On September 11, 2001, I had lived in the Minneapolis-St. Paul area for less than a month, and had been working at All News Channel for ten days. I worked nightside (2:30 p.m. to 11:00 p.m.), and generally did not wake up until 10:00 in the morning. But that Tuesday morning I needed to sort out the transfer of my car and renter's insurance, so I woke up earlier than usual, probably around 8:00.

By the time I turned on the television, both World Trade Center towers were on fire, both suffering catastrophic damage from the impacts of jumbo jets. My boss soon called, asking me if I knew what was happening. I explained I needed to take care of some business before I could join him at work, which was true. I saw the Pentagon news, and the collapse of the towers, before I left the apartment. What struck me while driving to the State Farm office was the absence of activity. The traffic seemed lighter than usual. The woman at the State Farm office seemed oblivious to events of the morning, even though she had a small television on her desk (unusual for 2001).

After securing my transfer of insurance, I drove straight to work for what would be a 14-hour day. A single fighter jet circled downtown Minneapolis, the skyline easily visible from my east-side route to work on University Ave. By that point in the morning, traditional radio formats had ceased. Music radio stations simulcasted news/talk stations. All News Channel operated on a news wheel template, like CNN Headline News. We only did live shows every four hours. Suddenly, this entity, a place where some people had worked for a decade or more, suddenly had to become a live, around-the-clock news source. What madness awaited! Because of the staff level, we could only manage a live 30-minute show each hour, no matter what news broke.

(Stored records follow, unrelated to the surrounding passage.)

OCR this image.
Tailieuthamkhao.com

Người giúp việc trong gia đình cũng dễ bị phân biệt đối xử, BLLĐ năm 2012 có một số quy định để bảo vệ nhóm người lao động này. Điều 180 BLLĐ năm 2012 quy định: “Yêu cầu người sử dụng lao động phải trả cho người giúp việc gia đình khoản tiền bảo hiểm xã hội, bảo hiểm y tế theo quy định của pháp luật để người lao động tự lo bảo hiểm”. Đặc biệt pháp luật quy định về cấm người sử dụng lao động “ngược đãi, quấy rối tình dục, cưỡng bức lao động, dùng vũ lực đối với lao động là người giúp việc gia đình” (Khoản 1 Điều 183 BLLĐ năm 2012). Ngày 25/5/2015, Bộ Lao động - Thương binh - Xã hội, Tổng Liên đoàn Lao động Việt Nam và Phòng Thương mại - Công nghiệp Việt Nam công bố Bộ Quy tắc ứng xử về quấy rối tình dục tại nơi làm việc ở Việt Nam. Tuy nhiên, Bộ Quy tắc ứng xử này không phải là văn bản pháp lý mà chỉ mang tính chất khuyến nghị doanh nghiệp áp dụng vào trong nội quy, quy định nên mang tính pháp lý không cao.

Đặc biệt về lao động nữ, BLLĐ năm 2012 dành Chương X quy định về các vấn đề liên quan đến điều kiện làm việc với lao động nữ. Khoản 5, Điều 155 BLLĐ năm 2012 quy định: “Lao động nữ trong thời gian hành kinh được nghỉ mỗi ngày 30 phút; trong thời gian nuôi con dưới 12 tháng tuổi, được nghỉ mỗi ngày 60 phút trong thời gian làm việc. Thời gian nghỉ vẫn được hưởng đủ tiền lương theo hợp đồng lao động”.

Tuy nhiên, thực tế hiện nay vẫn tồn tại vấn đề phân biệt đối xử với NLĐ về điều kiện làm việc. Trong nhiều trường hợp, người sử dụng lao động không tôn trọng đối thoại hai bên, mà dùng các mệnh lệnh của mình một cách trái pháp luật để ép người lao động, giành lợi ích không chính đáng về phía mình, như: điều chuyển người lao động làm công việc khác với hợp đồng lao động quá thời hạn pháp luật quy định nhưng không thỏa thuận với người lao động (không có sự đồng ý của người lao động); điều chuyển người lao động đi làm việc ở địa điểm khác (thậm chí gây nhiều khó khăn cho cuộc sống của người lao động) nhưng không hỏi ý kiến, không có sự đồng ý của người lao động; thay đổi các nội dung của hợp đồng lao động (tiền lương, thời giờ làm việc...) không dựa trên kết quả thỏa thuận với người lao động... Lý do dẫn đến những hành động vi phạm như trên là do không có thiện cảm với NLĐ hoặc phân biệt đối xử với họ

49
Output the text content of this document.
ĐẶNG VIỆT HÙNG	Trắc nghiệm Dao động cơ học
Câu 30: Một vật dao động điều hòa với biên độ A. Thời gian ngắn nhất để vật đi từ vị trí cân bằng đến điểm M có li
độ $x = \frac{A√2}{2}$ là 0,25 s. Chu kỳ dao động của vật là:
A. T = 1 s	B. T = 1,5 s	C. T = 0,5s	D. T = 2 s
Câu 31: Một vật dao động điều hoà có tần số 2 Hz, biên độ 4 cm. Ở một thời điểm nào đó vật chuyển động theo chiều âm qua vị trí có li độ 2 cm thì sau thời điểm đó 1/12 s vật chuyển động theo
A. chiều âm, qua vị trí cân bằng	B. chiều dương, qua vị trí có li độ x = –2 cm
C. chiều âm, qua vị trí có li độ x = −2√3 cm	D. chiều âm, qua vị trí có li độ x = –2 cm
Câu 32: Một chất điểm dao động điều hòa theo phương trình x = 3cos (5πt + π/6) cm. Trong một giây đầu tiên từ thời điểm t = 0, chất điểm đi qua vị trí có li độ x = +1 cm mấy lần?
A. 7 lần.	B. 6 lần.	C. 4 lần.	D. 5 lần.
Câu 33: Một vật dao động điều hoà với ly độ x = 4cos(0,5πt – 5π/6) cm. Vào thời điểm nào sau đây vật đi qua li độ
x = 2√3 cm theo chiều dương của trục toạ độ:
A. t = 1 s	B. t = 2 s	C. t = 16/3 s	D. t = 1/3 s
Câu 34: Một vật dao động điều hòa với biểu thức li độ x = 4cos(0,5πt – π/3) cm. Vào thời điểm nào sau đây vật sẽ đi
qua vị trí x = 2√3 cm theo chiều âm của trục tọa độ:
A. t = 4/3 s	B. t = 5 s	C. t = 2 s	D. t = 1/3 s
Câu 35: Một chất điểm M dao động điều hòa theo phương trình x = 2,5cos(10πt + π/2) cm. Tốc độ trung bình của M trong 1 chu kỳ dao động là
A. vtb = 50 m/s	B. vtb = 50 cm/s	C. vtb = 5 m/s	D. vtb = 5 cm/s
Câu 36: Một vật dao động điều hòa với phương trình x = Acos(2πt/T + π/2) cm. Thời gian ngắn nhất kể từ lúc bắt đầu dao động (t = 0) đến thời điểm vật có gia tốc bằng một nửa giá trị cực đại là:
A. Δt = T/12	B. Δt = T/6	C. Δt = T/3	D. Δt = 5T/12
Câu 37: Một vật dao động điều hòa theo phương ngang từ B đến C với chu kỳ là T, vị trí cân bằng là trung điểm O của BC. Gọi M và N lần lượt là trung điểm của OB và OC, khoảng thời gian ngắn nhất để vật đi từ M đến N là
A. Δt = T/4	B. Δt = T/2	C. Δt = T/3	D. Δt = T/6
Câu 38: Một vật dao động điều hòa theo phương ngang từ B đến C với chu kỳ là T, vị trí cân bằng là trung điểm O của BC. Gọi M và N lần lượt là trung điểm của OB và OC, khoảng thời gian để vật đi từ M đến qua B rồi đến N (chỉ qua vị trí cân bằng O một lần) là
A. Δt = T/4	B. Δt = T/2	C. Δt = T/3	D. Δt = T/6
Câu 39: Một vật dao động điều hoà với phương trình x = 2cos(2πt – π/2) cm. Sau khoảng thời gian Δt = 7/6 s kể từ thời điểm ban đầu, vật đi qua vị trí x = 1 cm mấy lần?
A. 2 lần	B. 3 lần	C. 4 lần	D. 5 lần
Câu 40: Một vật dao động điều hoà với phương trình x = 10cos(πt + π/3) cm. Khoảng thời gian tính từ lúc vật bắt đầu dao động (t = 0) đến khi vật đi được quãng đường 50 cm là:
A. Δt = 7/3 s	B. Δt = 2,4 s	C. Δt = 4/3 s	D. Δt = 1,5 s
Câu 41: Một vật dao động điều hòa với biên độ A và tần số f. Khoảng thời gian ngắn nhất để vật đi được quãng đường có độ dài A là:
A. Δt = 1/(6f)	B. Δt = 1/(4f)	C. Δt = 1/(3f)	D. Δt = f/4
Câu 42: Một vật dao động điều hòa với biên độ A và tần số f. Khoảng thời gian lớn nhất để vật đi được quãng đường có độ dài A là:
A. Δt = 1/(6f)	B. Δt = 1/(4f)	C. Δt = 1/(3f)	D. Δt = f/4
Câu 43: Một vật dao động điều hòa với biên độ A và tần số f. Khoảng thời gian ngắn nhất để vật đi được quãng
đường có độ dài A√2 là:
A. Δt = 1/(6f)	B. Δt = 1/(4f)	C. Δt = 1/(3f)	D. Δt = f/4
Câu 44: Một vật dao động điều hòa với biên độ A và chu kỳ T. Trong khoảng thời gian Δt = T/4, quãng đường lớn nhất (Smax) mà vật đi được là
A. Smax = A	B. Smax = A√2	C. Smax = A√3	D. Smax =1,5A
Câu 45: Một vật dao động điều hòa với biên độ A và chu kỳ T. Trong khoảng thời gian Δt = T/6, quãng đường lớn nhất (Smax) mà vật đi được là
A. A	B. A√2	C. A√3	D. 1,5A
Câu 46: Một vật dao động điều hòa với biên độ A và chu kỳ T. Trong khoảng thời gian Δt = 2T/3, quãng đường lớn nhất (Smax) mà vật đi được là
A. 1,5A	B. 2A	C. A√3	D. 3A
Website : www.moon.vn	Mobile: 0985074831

Later in the day we scaled it back to a live shot every two hours. ANC didn't have live remote capability either, other than from a bureau in Washington, D.C. A New York reporter fed us look-lives. We still ran the per inquiry commercials. Sonic Ears? You bet! I spent the first few hours simply writing scripts, then one of the many managers put me in the control room for each show in the early afternoon and for the rest of the night. I feel terrible if you depended on All News Channel for any news coverage of September 11, 2001.



Of course, by the time I had gotten to work, the meat of the story had ended. I never got to see the fear-mongering, the panic, the aftermath of the other national news networks. I could only focus on the task of maintaining something resembling a news presence at All News Channel. At home my VCR recorded what should have been The Simpsons at 5:00 and 5:30 on WFTC. Instead, of course, I returned home at 2:00 in the morning to find an hour of FOX News Channel simulcasted on FOX 29. I kept it, a souvenir of that day.

The aftermath tumbled me farther down the rabbit hole than Alice could have imagined. I read conspiracy websites, anti-government forums, learned about Zionism, false flags, Bilderberg, Agenda 21, and a variety of other subjects most people never know. Despite the persuasive arguments of these sites and their writers, I concluded 19 people took control of four aircraft and crashed them into the two World Trade Center towers, The Pentagon, and an empty field in rural Pennsylvania, destination likely Washington. Only two things bothered me while working that day, and not the events one would expect from someone who read a lot of alternate viewpoints. I wondered how the government publicized the names of the hijackers so quickly, just a few hours after the first crash ("Wow, they got that information to us in a hurry," I said while at work). I also wondered about the destruction of other, smaller WTC buildings, which the media repeatedly stated as collapses caused by falling debris. I never wondered why the WTC towers collapsed; I assumed the fire had weakened the structure. I never wondered why President Bush continued to read to children. I assumed his staff had no reason to believe he was in danger.

Even though I was 24 at the time, ripe for conscription, I never feared going to war. I never feared terrorism before, and did nor fear it after that day. The world can be a bad neighborhood, and sometimes bad things happen. I feared the loss of my job, though, because the September 11 attacks exposed the obsolete nature of this miniature satellite news operation. Not surprisingly, we folded a little more than a year later.